The [EHR] Doctor is in

Rebecca G. Mishuris, MD, MPH, MS, Associate Chief Medical Information Officer, Boston Medical Center & Assistant Professor, Boston University School of Medicine
Rebecca G. Mishuris, MD, MPH, MS, Associate Chief Medical Information Officer, Boston Medical Center & Assistant Professor, Boston University School of Medicine

Rebecca G. Mishuris, MD, MPH, MS, Associate Chief Medical Information Officer, Boston Medical Center & Assistant Professor, Boston University School of Medicine

When patients come to me with “I’d like an antibiotic for my cough” my first instinct is to say “Let’s talk about your cough and figure out the best course of treatment.” The same is true when a user of the EHR comes to me with a request for a specific feature in the EHR – “Let’s talk about your issue and figure out the best course of action.” Quite often it is not either the requested antibiotic or the requested EHR feature that is actually needed.
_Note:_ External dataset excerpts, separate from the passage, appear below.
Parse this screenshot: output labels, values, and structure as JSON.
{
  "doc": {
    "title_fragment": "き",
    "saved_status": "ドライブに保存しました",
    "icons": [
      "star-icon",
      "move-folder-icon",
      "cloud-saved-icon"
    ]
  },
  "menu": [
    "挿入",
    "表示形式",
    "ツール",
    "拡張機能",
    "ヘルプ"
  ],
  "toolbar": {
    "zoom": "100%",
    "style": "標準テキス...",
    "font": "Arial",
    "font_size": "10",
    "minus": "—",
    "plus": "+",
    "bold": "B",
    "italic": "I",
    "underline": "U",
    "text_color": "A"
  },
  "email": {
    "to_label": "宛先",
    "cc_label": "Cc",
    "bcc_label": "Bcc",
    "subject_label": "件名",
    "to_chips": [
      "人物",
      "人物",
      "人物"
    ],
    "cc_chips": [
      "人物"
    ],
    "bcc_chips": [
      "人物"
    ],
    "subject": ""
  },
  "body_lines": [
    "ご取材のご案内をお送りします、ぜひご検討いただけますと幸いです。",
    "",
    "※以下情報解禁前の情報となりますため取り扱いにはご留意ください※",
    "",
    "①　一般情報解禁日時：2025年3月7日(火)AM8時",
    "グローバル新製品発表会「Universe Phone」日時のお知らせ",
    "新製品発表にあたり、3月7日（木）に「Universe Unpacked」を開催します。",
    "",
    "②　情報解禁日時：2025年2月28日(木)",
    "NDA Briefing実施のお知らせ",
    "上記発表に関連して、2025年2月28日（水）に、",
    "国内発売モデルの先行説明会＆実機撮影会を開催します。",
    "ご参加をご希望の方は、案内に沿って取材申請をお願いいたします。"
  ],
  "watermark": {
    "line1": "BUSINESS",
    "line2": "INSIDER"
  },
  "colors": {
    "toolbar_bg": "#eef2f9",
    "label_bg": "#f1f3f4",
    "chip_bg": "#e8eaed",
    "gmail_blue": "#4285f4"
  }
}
I am part of a large group of physicians and other clinicians, including nurses who have an interest in making the EHR work better for delivering care to patients. We are called informaticists, informaticians, and sometimes even “the EHR lady”. One of the many roles we play is to help diagnose your problem and solve it – when it comes to how you interact with the EHR. Most often the diagnoses involve both operations issues and information technology issues (also training, experience, folk lore, regulatory, security, privacy, safety, and every other type of issue), and we are trained to recognize and help resolve them. We are also physicians with intimate knowledge of the work of caring for a patient, giving us a unique perspective on how an EHR should be designed to support that endeavor. We know that every click is a burden, because we make the clicks, too; we know that there are regulatory requirements that healthcare delivery systems must adhere to; we know that there are data and reporting needs and requirements at many levels; we also know that the EHR can be harnessed to improve care and outcomes while simultaneously putting the joy back in medicine.

  The EHR is often cited as one of the main contributors to the trend of increasing physician burnout. How do we turn this around?​  

Atul Gawande recently wrote in The New Yorker about the frustrations physicians have working with computerized records, and the divide it can cause when caring for a patient. While I don’t disagree that this is one possible effect of an EHR implementation, another is that the EHR can actually work for you and make you more effective and efficient – there has to be a mechanism to raise and address these concerns, however. Gawande cites some common complaints with having to put discrete information into the EHR – some of this arguably could be fixed in his system by being taken automatically from other areas of the chart, using a default value, and otherwise improving the workflow. The need for this discrete information should also be examined – who is using it and is it really necessary? Does the physician have to be the one who enters it? Does it need to be discrete, or could natural language processing help identify the necessary elements? We should be examining clinical workflows and then designing the technology to support it, rather than forcing the clinician to conform to the technology.

The EHR is often cited as one of the main contributors to the trend of increasing physician burnout. How do we turn this around? How do we design an EHR that helps physicians do their work more effectively and efficiently? Here are five things you can do as you implement or optimize your EHR:

1. Involve end-users in the design of the system

2. Start with the clinical and operational workflows and design the system to meet those needs, rather than the other way around.

3. Emphasize the need for not just initial training, but ongoing training and personalization of the EHR with end users. Personalization is one key way to improve efficiency.

4. Measure the impact of the system. Design changes will be better informed if you have data to know how the system is being used and the impact it is having.

5. Encourage a culture of problem solving rather than learned helplessness. Areas for improvement are much more likely to be addressed if an end user raises them as issues rather than internalizing them in a negative way.

Much the same way we encourage patients to tell their physician if something is wrong, encouraging end users to speak up whensomething is bugging them about the EHR is the primary way to help identify a problem. The EHR has to be designed to support the work of health care professionals to effectively and efficiently care for a patient. While I, and many other medical informaticists, are spending our careers trying to make sure it does, it helps when the entire health care community remembers that we are all in this together.